Search code examples
pythonmacosasciigetopt

Python arguments are read as code


When attempting to run a Python script, for example:

python test.py --test 'Test'

it appeared that getopt was failing. And printing sys.argv revealed:

['test.py', '\xe2\x80\x94-test', '\xe2\x80\x9cTest\xe2\x80\x9d']

I was copying and pasting the command into Terminal on OS X. The command was in a text file that may have been saved on Windows. What's a possible reason for this, as I haven't had this issue before?

If I retype the command in Terminal it works fine. Is there a way to process the arguments in the script so it interprets them correctly?


Solution

  • Your Windows editor replaced a regular dash with an em-dash, and the quotes with 'fancy' styled quoting:

    >>> '\xe2\x80\x94-test'.decode('utf8')
    u'\u2014-test'
    >>> print '\xe2\x80\x94-test'.decode('utf8')
    —-test
    >>> '\xe2\x80\x9cTest\xe2\x80\x9d'.decode('utf8')
    u'\u201cTest\u201d'
    >>> print '\xe2\x80\x9cTest\xe2\x80\x9d'.decode('utf8')
    “Test”
    >>> import unicodedata
    >>> for u in u'\u2014\u201c\u201d':
    ...     print u, unicodedata.name(u)
    ... 
    — EM DASH
    “ LEFT DOUBLE QUOTATION MARK
    ” RIGHT DOUBLE QUOTATION MARK
    

    Use a text-oriented editor next time; a word processor is liable to replace text with 'prettier' versions.
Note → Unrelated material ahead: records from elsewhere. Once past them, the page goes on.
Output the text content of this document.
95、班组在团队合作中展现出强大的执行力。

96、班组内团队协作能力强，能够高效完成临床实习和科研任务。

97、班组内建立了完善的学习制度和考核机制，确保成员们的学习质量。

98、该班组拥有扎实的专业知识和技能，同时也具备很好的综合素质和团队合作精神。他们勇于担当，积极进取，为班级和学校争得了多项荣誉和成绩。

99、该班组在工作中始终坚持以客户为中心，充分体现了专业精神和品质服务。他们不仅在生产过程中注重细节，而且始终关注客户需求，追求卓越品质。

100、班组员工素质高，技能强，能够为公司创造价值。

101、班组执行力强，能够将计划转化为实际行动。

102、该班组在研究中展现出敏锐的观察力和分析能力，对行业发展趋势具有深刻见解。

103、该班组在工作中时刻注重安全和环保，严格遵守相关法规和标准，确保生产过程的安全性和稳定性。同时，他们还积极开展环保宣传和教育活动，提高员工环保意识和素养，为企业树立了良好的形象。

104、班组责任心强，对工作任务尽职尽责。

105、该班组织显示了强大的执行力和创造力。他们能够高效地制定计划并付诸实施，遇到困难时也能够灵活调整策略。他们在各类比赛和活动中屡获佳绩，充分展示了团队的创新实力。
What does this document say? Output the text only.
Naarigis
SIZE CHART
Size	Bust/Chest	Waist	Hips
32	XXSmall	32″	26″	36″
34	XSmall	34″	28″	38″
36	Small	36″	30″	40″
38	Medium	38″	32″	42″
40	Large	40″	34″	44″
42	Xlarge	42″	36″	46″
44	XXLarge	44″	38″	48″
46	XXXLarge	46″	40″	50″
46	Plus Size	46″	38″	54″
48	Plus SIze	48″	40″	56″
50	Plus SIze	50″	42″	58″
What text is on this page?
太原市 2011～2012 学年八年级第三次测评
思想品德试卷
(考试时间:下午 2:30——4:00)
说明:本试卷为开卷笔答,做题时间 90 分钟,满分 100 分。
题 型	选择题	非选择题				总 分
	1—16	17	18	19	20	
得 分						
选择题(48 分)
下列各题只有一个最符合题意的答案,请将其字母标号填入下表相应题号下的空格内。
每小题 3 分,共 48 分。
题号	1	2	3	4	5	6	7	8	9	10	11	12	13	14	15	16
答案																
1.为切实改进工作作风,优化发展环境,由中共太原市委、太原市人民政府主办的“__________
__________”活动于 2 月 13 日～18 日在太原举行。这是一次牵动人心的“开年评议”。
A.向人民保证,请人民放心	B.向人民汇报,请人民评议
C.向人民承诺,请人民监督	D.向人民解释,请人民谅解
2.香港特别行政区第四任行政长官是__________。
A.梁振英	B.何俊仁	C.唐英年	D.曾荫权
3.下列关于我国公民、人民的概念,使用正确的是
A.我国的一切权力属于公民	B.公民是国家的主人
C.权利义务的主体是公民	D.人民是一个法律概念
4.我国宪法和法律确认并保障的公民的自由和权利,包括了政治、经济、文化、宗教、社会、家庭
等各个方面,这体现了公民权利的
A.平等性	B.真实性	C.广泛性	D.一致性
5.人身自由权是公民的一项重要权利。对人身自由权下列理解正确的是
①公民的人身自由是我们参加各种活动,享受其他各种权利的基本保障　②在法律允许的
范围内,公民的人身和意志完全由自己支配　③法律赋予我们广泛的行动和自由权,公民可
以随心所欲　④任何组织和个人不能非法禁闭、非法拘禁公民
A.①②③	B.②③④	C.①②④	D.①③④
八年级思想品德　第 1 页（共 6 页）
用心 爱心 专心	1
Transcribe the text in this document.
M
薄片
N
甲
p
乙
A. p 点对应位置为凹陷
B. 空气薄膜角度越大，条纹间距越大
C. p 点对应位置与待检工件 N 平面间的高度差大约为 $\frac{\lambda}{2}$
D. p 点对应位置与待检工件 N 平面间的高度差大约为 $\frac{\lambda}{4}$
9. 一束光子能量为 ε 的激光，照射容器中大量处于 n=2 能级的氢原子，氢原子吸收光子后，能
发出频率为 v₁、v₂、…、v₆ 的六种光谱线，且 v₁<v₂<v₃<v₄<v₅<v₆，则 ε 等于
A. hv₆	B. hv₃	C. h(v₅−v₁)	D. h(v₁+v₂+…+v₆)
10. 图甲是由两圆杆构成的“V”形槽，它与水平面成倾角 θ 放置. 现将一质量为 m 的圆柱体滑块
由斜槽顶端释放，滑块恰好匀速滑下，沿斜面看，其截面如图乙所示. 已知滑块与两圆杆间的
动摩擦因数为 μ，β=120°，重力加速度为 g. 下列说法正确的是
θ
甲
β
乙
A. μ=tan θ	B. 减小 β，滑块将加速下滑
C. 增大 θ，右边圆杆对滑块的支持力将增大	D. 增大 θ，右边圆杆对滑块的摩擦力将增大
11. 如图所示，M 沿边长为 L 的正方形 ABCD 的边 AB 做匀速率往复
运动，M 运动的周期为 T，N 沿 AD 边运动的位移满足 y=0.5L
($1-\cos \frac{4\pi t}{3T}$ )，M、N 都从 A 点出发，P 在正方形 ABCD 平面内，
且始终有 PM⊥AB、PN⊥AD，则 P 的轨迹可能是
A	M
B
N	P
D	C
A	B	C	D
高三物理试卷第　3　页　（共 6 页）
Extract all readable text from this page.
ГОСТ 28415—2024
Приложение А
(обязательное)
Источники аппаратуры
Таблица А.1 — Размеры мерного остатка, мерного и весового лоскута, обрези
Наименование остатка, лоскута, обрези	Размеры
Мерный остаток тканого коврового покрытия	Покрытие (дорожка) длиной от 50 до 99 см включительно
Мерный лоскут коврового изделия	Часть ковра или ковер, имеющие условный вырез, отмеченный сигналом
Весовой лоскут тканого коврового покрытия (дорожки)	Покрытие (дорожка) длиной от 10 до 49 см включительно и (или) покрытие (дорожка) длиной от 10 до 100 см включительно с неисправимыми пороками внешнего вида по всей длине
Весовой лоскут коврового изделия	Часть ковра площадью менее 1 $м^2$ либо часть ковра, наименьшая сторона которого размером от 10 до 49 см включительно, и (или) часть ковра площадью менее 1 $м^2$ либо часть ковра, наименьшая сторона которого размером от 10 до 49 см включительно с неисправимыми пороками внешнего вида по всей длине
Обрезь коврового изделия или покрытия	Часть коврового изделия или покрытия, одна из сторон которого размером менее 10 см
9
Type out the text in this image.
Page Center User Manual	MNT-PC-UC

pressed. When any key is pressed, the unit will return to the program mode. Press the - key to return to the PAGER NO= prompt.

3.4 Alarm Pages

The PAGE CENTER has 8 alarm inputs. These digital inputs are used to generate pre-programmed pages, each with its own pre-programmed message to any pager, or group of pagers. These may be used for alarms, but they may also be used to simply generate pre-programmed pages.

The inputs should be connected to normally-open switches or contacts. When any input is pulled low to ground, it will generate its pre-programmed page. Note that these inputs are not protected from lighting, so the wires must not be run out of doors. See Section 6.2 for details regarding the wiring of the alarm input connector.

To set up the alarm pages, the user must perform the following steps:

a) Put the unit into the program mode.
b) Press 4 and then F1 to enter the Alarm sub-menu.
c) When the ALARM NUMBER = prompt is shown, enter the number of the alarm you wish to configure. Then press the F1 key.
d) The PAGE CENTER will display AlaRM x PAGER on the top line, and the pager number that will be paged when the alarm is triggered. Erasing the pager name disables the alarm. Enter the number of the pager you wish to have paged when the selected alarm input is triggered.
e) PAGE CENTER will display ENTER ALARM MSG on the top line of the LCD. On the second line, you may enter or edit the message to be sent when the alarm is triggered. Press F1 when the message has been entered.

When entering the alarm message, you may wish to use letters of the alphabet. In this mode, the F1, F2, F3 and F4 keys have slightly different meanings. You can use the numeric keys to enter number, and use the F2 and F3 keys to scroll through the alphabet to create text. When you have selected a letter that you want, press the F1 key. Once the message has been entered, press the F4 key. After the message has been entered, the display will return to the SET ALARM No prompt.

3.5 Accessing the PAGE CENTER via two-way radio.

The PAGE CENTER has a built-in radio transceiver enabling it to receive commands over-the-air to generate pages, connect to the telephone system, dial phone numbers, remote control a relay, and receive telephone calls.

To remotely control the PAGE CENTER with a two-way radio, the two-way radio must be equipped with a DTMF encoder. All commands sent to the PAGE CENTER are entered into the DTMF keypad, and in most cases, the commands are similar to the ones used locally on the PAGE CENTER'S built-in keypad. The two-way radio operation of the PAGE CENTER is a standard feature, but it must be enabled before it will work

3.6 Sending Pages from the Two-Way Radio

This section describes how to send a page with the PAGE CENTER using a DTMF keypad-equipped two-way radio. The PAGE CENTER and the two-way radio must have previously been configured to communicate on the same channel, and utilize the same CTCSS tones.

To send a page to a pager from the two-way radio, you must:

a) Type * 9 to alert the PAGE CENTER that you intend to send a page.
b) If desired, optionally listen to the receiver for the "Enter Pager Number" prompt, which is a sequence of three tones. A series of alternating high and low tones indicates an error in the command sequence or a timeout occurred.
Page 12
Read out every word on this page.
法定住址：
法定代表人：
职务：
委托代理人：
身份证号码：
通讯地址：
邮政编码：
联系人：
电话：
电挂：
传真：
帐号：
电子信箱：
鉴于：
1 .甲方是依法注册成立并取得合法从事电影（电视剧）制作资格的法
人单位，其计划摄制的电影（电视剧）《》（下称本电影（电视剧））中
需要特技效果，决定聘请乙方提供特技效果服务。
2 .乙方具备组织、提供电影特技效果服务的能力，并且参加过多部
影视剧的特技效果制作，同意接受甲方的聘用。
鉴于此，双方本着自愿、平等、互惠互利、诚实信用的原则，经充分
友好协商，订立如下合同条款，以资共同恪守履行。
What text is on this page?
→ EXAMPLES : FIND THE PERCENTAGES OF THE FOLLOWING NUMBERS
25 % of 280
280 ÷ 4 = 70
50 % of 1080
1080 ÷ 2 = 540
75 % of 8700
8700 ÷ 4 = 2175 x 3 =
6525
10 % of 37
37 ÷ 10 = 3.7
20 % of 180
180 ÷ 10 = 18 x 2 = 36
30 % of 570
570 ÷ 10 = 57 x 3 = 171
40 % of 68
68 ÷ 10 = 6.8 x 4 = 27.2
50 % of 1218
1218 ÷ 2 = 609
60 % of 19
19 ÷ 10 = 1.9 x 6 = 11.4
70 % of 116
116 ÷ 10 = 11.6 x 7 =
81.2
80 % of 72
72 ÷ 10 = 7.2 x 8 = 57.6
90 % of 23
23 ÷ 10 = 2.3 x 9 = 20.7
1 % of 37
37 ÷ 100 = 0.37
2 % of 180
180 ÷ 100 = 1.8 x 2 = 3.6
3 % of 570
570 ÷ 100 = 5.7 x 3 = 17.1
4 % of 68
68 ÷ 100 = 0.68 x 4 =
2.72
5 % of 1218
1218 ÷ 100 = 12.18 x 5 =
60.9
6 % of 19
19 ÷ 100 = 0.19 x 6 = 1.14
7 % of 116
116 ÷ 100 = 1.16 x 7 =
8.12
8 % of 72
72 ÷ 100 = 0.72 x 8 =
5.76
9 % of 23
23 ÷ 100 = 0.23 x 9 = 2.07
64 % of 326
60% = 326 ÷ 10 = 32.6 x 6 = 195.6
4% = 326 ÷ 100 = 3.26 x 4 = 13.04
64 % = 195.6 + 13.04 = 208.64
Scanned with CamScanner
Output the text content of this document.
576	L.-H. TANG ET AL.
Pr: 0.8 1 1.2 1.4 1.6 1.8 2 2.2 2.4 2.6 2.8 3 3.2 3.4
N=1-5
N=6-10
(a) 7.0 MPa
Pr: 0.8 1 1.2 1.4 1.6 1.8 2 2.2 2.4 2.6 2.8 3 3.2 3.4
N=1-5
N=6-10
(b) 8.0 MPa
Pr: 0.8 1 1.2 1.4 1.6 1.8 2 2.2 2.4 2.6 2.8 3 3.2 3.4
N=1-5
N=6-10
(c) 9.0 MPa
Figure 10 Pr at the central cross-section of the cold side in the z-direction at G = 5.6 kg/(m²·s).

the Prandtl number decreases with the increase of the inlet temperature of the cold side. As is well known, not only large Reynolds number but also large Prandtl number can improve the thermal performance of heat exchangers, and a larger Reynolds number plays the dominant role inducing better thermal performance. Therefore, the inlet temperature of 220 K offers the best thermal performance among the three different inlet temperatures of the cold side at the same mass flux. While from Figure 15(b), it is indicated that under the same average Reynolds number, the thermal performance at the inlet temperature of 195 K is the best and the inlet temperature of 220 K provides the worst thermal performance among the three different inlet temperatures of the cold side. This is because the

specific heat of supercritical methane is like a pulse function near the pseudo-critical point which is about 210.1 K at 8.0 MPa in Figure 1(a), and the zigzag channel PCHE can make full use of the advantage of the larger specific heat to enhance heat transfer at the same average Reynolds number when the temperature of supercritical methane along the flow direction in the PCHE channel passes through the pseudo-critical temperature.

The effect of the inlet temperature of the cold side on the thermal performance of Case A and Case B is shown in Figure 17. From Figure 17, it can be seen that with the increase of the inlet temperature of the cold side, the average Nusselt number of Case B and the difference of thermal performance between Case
    You could do unicode.translate() calls:

    >>> import sys
    >>> sys.argv = ['test.py', '\xe2\x80\x94-test', '\xe2\x80\x9cTest\xe2\x80\x9d']
    >>> map = {0x2014: u'-', 0x201c: u"'", 0x201d: u"'"}
    >>> sys.argv[1:] = [s.decode('utf8').translate(map).encode('utf8') for s in sys.argv[1:]]
    >>> sys.argv
    ['test.py', '--test', "'Test'"]
    

    Note that the shell will not parse whitespace correctly because it has no regular quotes to work with; you may want to translate your text file using the above method first, then paste the properly quoted strings into the shell.